Конечно, бита должна остаться. Это была не просто бита, а живой памятник, вещь, которая говорила со мной на радостном тайном языке и, казалось, по какому-то волшебству хранила саму мою суть. Уничтожить ее было бы своего рода самоубийством. С таким же успехом Нельсон мог бы разобрать бревна старого «Виктори» на дрова для кухонной печи. Я стер пыль с ее побитой поверхности и с почетом поставил в угол.
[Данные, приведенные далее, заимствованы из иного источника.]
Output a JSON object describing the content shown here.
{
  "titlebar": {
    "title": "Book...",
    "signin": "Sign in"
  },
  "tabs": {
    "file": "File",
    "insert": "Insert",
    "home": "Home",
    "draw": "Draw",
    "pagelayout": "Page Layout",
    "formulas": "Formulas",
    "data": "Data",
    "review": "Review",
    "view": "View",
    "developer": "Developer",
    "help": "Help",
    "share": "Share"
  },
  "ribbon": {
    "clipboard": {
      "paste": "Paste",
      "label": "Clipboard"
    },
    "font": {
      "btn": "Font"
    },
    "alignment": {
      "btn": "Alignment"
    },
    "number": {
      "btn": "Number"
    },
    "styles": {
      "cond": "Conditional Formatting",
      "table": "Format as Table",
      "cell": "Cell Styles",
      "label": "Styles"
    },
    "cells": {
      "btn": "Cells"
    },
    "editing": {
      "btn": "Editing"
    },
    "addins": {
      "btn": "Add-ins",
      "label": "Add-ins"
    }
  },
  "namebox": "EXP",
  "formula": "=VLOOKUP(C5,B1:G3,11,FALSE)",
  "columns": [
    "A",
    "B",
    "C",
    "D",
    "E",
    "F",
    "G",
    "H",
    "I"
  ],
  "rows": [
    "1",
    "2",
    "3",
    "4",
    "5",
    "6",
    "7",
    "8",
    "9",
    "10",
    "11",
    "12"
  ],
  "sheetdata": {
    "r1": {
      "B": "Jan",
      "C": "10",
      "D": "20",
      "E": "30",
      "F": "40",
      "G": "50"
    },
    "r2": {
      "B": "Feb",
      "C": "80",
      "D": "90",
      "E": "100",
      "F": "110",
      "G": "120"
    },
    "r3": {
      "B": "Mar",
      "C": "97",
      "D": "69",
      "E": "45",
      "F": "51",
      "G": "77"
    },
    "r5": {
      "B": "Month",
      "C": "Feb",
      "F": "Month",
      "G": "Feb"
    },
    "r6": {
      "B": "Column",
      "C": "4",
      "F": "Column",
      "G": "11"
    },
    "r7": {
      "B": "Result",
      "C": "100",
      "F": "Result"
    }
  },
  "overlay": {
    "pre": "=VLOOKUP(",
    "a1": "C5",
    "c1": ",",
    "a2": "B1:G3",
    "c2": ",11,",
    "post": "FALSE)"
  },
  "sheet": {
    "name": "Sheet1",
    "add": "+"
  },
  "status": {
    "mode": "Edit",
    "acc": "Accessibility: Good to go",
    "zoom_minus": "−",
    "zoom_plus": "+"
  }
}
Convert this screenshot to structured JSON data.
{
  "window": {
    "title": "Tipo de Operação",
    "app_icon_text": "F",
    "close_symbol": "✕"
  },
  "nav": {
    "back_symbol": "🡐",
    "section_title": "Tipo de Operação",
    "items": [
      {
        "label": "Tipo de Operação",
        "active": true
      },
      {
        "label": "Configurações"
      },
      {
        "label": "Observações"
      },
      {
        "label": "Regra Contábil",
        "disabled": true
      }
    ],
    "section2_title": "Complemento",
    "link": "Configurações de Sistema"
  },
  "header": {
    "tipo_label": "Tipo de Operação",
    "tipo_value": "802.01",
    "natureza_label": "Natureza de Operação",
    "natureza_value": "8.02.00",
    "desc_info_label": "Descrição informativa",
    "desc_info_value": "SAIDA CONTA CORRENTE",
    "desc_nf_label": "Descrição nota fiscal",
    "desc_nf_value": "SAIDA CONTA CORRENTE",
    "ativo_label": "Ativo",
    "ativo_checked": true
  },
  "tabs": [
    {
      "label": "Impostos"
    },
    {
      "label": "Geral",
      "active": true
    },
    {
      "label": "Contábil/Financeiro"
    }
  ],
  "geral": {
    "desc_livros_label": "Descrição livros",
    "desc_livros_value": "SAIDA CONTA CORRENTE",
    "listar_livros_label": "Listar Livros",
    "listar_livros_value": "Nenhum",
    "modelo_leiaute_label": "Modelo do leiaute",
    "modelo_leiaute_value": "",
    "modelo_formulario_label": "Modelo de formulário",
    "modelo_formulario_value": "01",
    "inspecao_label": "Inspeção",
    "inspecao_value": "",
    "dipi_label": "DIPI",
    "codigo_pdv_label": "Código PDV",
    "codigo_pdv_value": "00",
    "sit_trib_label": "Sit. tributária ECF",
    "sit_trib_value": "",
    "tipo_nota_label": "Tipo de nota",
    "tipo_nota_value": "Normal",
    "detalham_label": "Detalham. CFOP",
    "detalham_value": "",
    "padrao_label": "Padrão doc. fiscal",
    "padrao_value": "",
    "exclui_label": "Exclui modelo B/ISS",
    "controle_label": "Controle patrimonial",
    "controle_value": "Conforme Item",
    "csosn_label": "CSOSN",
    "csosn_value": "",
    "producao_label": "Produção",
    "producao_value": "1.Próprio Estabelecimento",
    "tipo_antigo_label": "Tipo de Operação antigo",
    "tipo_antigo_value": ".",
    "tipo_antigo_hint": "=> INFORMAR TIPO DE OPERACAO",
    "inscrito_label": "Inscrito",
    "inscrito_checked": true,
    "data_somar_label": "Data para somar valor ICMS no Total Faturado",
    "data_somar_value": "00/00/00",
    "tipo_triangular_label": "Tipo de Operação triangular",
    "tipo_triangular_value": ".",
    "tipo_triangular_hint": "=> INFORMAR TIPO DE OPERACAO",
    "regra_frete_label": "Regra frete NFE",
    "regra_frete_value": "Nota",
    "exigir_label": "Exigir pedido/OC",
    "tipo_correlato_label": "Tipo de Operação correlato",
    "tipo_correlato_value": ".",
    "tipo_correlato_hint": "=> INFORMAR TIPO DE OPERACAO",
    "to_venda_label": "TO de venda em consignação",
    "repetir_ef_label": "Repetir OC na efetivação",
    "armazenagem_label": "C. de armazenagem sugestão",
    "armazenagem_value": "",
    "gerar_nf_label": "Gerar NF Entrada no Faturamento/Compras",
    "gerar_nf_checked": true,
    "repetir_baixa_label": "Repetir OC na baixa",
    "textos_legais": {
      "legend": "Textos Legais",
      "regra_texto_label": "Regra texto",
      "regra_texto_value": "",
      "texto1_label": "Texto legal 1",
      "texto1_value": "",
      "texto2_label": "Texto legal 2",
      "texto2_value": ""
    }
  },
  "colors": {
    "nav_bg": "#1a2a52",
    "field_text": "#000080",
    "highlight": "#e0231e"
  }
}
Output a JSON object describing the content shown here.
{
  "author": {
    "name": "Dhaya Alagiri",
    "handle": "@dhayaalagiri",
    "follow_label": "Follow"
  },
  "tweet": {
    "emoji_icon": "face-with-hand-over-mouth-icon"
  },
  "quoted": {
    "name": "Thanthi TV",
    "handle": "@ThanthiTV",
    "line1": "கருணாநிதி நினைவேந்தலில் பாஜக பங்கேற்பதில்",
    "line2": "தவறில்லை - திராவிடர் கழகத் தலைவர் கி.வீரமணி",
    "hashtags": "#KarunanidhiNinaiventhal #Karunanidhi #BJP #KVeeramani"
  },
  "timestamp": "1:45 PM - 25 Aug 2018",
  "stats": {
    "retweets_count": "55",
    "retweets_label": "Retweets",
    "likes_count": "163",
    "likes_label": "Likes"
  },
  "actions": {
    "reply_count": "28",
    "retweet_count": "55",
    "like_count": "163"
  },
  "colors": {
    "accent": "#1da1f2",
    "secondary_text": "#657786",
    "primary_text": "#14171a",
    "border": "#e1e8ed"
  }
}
Я начал чувствовать себя так, словно меня застали за осквернением кладбища. Видение той дополнительной спальни с окнами, свежим воздухом и электрическим светом начало меркнуть. Я немного неуверенно наклонился и схватил увесистый том. Это был старый альбом, один из тех огромных и уродливых томов, которые были в каждом доме поколение назад, но которые сегодня ни у кого не встретишь. И я начал перелистывать его страницы... Что может быть трогательнее старого, забытого альбома? Вот снова «дети», чудесным образом воскресшие из прошлого, играющие на песке в Долише, плавающие в море, стоящие на фоне неба на скалах в Шернингеме с улыбающимися лицами, освещенными солнцем, и волосами, развевающимися на ветру. Не знаю, сколько времени я провел над этим старым альбомом, ибо он вызвал множество мыслей, заставивших меня забыться — мыслей, для которых нелегко подобрать слова. Но я отложил альбом в сторону, чтобы смахнуть пыль. По правде говоря, в этой кладовке можно было бы поддерживать порядок и относиться к ней с большим почтением.

А что это за огромная обложка, торчащая из хлама, с загнутыми углами? Мое старое портфолио, подаренное мне сорок шесть лет назад в знак признания моих художественных достижений любящими родителями. Как я гордился его широкими синими обложками! Да ведь сам Ландсир, несравненный Ландсир, должен был иметь такое же портфолио. И я трудился карандашом, чтобы заполнить его вещами, достойными его величия, и вот они сегодня: старые портреты бабушек и тетушек, копии собак и лошадей Ландсира, Петер Пауль в своей большой шляпе и безмятежный Дюрер с длинными льняными кудрями, а на каждом — крупным, смелым мальчишеским почерком: «Нарисовал...» и тщательно проставленная дата, чтобы потомки не забыли, что эти чудеса сотворил столь юный художник. Ay de mi, как говаривал старый Карлейль. Ay de mi...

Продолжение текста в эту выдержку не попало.